ACA-prescribed Medicare delivery system reforms, such as the Medicare Shared Savings Program (MSSP) Accountable Care Organizations (ACOs), haven't been targeted yet in Washington. Same with the Medicare Access and CHIP Authorization Act (MACRA), passed with bipartisan support by Congress in 2015 separate from the ACA.

I hope both sides reconsider and perhaps expand the original Medicare Advantage model of capping patients' costs by letting doctors and nurses better navigate their care – and, in the process, cut costs in providing care. Something like this is imperative because, if providers can't cut costs, they can't make enough money to keep their doors open. Our patients – and our society – would suffer.

Medicare Advantage has faced significant political and budget pressure, and benchmark cuts under the ACA probably will remain in place. However, I'm hopeful the Trump administration and Congress are open to the solid arguments for saving and enlarging this initiative.

There is room for compromise (and common sense). For example, three specific delivery system improvements are "win-wins." They can contain insurance costs while enhancing patient care. In addition to value-based payment approaches, we need coordinated use of health information technology and improved quality measurement.

These three delivery system improvements are linked in many ways. Combined, they move our country from fragmentation to integration, from volume- to value-based payments and from paper records and isolated computer records to interoperable, comprehensive online databases.

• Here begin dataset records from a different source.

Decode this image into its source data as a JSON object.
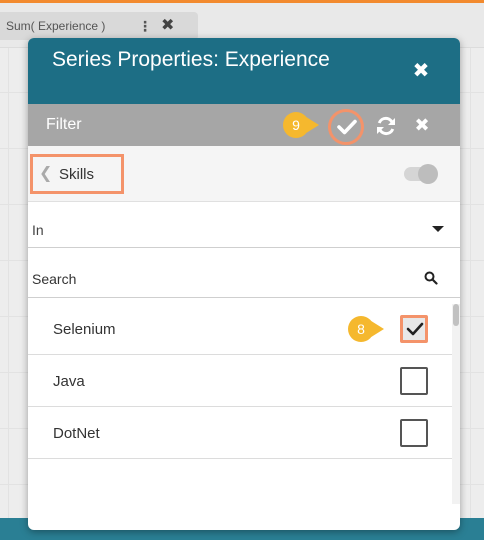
{
  "background": {
    "tab_label": "Sum( Experience )",
    "kebab_icon": "kebab-icon",
    "close_icon": "close-icon"
  },
  "panel": {
    "title": "Series Properties: Experience",
    "close_icon": "close-icon"
  },
  "filter_bar": {
    "label": "Filter",
    "apply_icon": "checkmark-icon",
    "refresh_icon": "refresh-icon",
    "close_icon": "close-icon"
  },
  "callouts": {
    "apply": "9",
    "checkbox": "8"
  },
  "skills": {
    "back_label": "Skills",
    "chevron_icon": "chevron-left-icon",
    "toggle_icon": "toggle-icon"
  },
  "operator_select": {
    "value": "In",
    "caret_icon": "caret-down-icon"
  },
  "search": {
    "placeholder": "Search",
    "icon": "search-icon"
  },
  "items": [
    {
      "label": "Selenium",
      "checked": true
    },
    {
      "label": "Java",
      "checked": false
    },
    {
      "label": "DotNet",
      "checked": false
    }
  ],
  "colors": {
    "header": "#1d6e85",
    "filter_bar": "#a6a6a6",
    "highlight": "#f4936a",
    "callout": "#f5b82e"
  }
}
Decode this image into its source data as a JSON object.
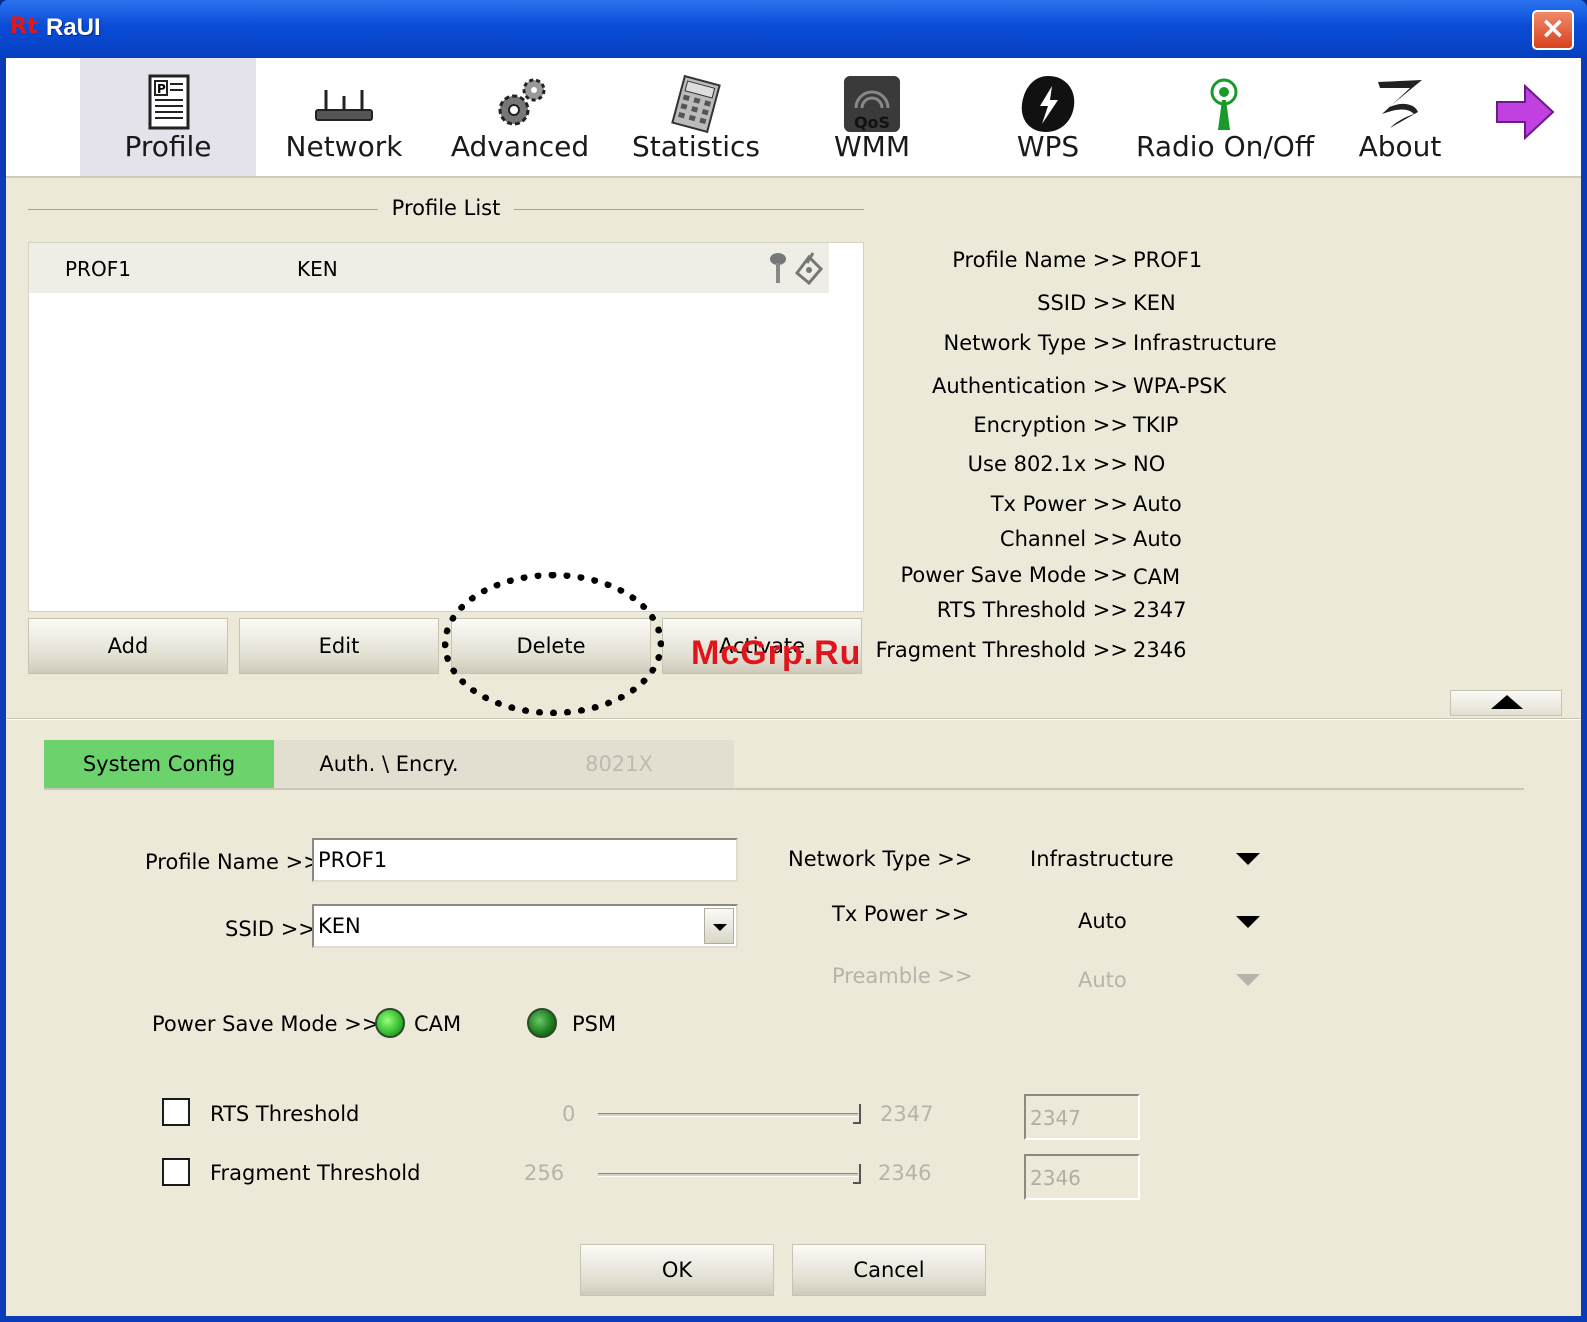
{
  "window": {
    "title": "RaUI",
    "logo": "Rt"
  },
  "toolbar": [
    {
      "label": "Profile",
      "icon": "profile-icon",
      "active": true
    },
    {
      "label": "Network",
      "icon": "network-router-icon"
    },
    {
      "label": "Advanced",
      "icon": "gears-icon"
    },
    {
      "label": "Statistics",
      "icon": "calculator-icon"
    },
    {
      "label": "WMM",
      "icon": "qos-icon"
    },
    {
      "label": "WPS",
      "icon": "wps-icon"
    },
    {
      "label": "Radio On/Off",
      "icon": "antenna-icon"
    },
    {
      "label": "About",
      "icon": "about-logo-icon"
    }
  ],
  "profile_list": {
    "title": "Profile List",
    "rows": [
      {
        "name": "PROF1",
        "ssid": "KEN"
      }
    ]
  },
  "buttons": {
    "add": "Add",
    "edit": "Edit",
    "delete": "Delete",
    "activate": "Activate",
    "ok": "OK",
    "cancel": "Cancel"
  },
  "watermark": "McGrp.Ru",
  "details": [
    {
      "label": "Profile Name >>",
      "value": "PROF1"
    },
    {
      "label": "SSID >>",
      "value": "KEN"
    },
    {
      "label": "Network Type >>",
      "value": "Infrastructure"
    },
    {
      "label": "Authentication >>",
      "value": "WPA-PSK"
    },
    {
      "label": "Encryption >>",
      "value": "TKIP"
    },
    {
      "label": "Use 802.1x >>",
      "value": "NO"
    },
    {
      "label": "Tx Power >>",
      "value": "Auto"
    },
    {
      "label": "Channel >>",
      "value": "Auto"
    },
    {
      "label": "Power Save Mode >>",
      "value": "CAM"
    },
    {
      "label": "RTS Threshold >>",
      "value": "2347"
    },
    {
      "label": "Fragment Threshold >>",
      "value": "2346"
    }
  ],
  "tabs": [
    {
      "label": "System Config",
      "state": "active"
    },
    {
      "label": "Auth. \\ Encry.",
      "state": "normal"
    },
    {
      "label": "8021X",
      "state": "disabled"
    }
  ],
  "config": {
    "profile_name_label": "Profile Name >>",
    "profile_name_value": "PROF1",
    "ssid_label": "SSID >>",
    "ssid_value": "KEN",
    "network_type_label": "Network Type >>",
    "network_type_value": "Infrastructure",
    "tx_power_label": "Tx Power >>",
    "tx_power_value": "Auto",
    "preamble_label": "Preamble >>",
    "preamble_value": "Auto",
    "power_save_label": "Power Save Mode >>",
    "cam_label": "CAM",
    "psm_label": "PSM",
    "rts_label": "RTS Threshold",
    "rts_min": "0",
    "rts_max": "2347",
    "rts_value": "2347",
    "frag_label": "Fragment Threshold",
    "frag_min": "256",
    "frag_max": "2346",
    "frag_value": "2346"
  },
  "colors": {
    "title_bar": "#0a4bd6",
    "active_tab": "#6cd36c",
    "watermark": "#e0141c",
    "window_bg": "#ece9d8"
  }
}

At the end of the day, I trust it's going to work out and, I hope, turn out to be more orderly. We're really talking about evolutionary change in health care delivery. Some changes may not prove effective, but corrections can be made afterward.

All this can and probably will create some new angst for medical care providers, as well as patients. However, I'm confident we can adapt, as we have proven we can over past decades that saw monumental changes in and around medicine.

Jay Zdunek, DO, MBA, is the Senior Medical Director and a Family Medicine physician at Austin Regional Clinic located in Central Texas.